Kelly had a life-long goal of having four kids before she was 40. But when she got cancer, that threw everything in her life upside down. First, chemotherapy stopped her fertility. But to make matters worse, she then learned of a growth on her ovaries that required her to get them taken out. She was devastated.
After dealing with the initial blow, Kelly found strength in considering alternatives to having more children. There was adoption or egg and embryo donors. All seemed right again until she shared all of this with her husband, Edward.
In a crushing blow to Kelly, he explained that he was happy. In his world, he finally had a healthy wife. Their kids were happy and his career was flourishing. Edward just couldn’t battle any longer as he had for so long.
Although hurt, Kelly didn’t push her husband further. That’s because she now knew the extent of what her cancer had done to her husband. She began to realize that the best way forward was together, even if that meant she had to forgo her dreams. Sometimes, allowing someone we care about say no is just what the relationship needs to stay strong.
Lesson 3: Having a great life doesn’t mean perfection, “good enough” is all it takes.
Growing up a perfectionist, I always had a hard time ever believing I was good enough. That was the case until recently, when I began focusing on my strengths. Learning about what I’m good at and working on that makes me realize that I’m not so bad after all.
I’m learning now that even though I make mistakes all the time, it doesn’t mean my life is falling apart. Sometimes, just getting through the day with a feeling that it was “good enough” is enough.
Kelly felt like a late bloomer knowing she just got her life figured out in her 30s. Prior to meeting Edward and starting her family, she felt lost. Without a purpose, she drifted from one dead end job to another. And all this while her friends began families of their own.

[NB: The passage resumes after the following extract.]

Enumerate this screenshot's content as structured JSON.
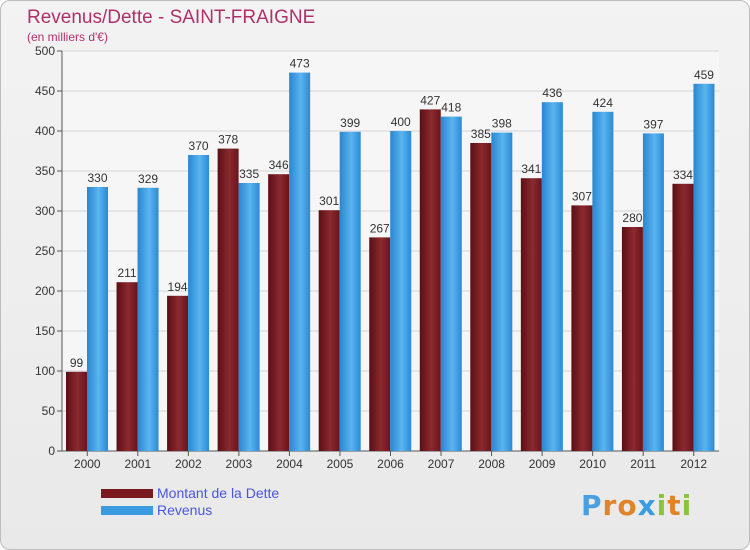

It was tough, but her Dad was there to help. He always believed in her, even when she didn’t. Kelly often heard him tell her that she’d get it all worked out someday, and he was right.
After all that time Kelly finally got to ask her Dad how he knew all those years that she would make it. He responded by telling her that people don’t need to be perfect every day. Just a few victories here and there is enough to know that you’ll get there eventually.
Tell Me More Review
Tell Me More is a great book because it’s so down to earth about life. I enjoyed the examples from Corrigan’s life, but it felt like it was hard to really grasp them through the Blinkist summary. One thing’s for sure, knowing these phrases and using them regularly will make your life easier and better.
Who would I recommend the Tell Me More summary to?
The 45-year-old parent whose children are just hitting puberty that feels at the end of her rope, the 26-year-old couple with a newborn baby who has no idea what they’re doing, and anyone who is philosophically minded.